Rund drei Jahre nach dem ersten Lockdown sind diese Ängste zwar nicht real geworden. Aber die Sorge des Kompetenzverlusts ist durchaus berechtigt, sieht man sich die Lesefähigkeiten der Volksschüler an. Zwar können Österreichs Viertklässler besser lesen als der internationale Durchschnitt – die Lesekompetenz ist insgesamt aber leicht zurückgegangen. Die Versäumnisse durch Corona dürften also da sein, aber nicht so schlimm wie angenommen. Das zeigt die am Dienstag veröffentlichte internationale Lesestudie "Pirls", für die Viertklässler im Jahr 2021 Texte lesen und dazu Fragen beantworten mussten.
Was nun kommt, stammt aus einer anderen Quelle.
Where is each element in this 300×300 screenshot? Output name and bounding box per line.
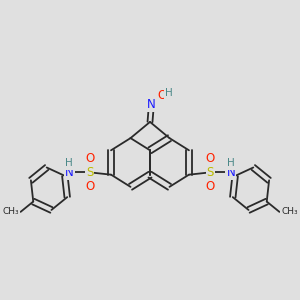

Nur weil es weniger schlecht ist als befürchtet, ist das noch lange kein gutes Ergebnis. Dass die Lesekompetenz österreichischer Volksschüler wieder auf dem Niveau von vor zehn Jahren ist, stellt Österreichs Schulsystem kein Einserzeugnis aus. Die Gruppe der herausragenden Leseratten ist mit sieben Prozent deutlich geringer als beim Spitzenreiter Irland mit 27 Prozent. Die Schüler haben vor allem Probleme, das Gelesene wiederzugeben, mit bereits vorhandenem Wissen zu verknüpfen, zu interpretieren. Es scheint, als würde diese Form des Lesens in den Volksschulen wenig gelehrt werden. Dabei ist diese Fähigkeit später im Gymnasium oder der Mittelschule, bei der Zentralmatura oder spätestens im Berufsleben essenziell.

Schwache wurden schwächer

Eine weitere These, die von Lehrkräften und Bildungsexperten in der Pandemie aufgestellt wurde, hat sich allerdings traurigerweise bestätigt: Jene, die schon benachteiligt sind, wurden noch mehr benachteiligt. Etwa, weil ihre Eltern nicht so gut Deutsch sprechen, im Homeschooling und bei Hausaufgaben nicht unterstützen können oder Nachhilfe schlicht zu teuer ist. Deutlich sieht man das bei den schwachen Leserinnen und Lesern, deren Anteil im Vergleich zur letzten Untersuchung 2016 gestiegen ist. Jedes fünfte Kind kann nicht gut lesen, darunter Buben häufiger als Mädchen. Auch mehrsprachige Kinder schneiden deutlich schlechter ab als einsprachige. Die Daten zeigen einmal mehr, dass Österreich zu jenen EU-Ländern gehört, wo sich der Bildungsabschluss und der Job der Eltern am stärksten auf die Lese-Skills ihrer Kinder auswirken.

Bildung und damit auch das Fortkommen in der Schule wird hierzulande vererbt – das war vor Corona schon so. Das Problem dahinter ist ein viel größeres als etwa ein fehlendes Bücherregal zu Hause, das Kinder zum Schmökern einlädt. Ein Bildungssystem, das auf die Unterstützung von zu Hause aufbaut, Schülerinnen und Schüler nach der Volksschule trennt und Kindern, die mehrere Sprachen sprechen, bereits im Kindergarten das Gefühl vermittelt, nur Deutsch sei die einzige "richtige" Sprache, produziert seine "Sorgenkinder" auch selbst mit. Wer schon in der Volksschule schlecht lesen kann und dabei nicht ausreichend aufgefangen wird, nimmt diese Probleme in seiner gesamten Schullaufbahn mit und hat mitunter später noch Schwierigkeiten, Arztbriefe zu entziffern oder Formulare richtig auszufüllen.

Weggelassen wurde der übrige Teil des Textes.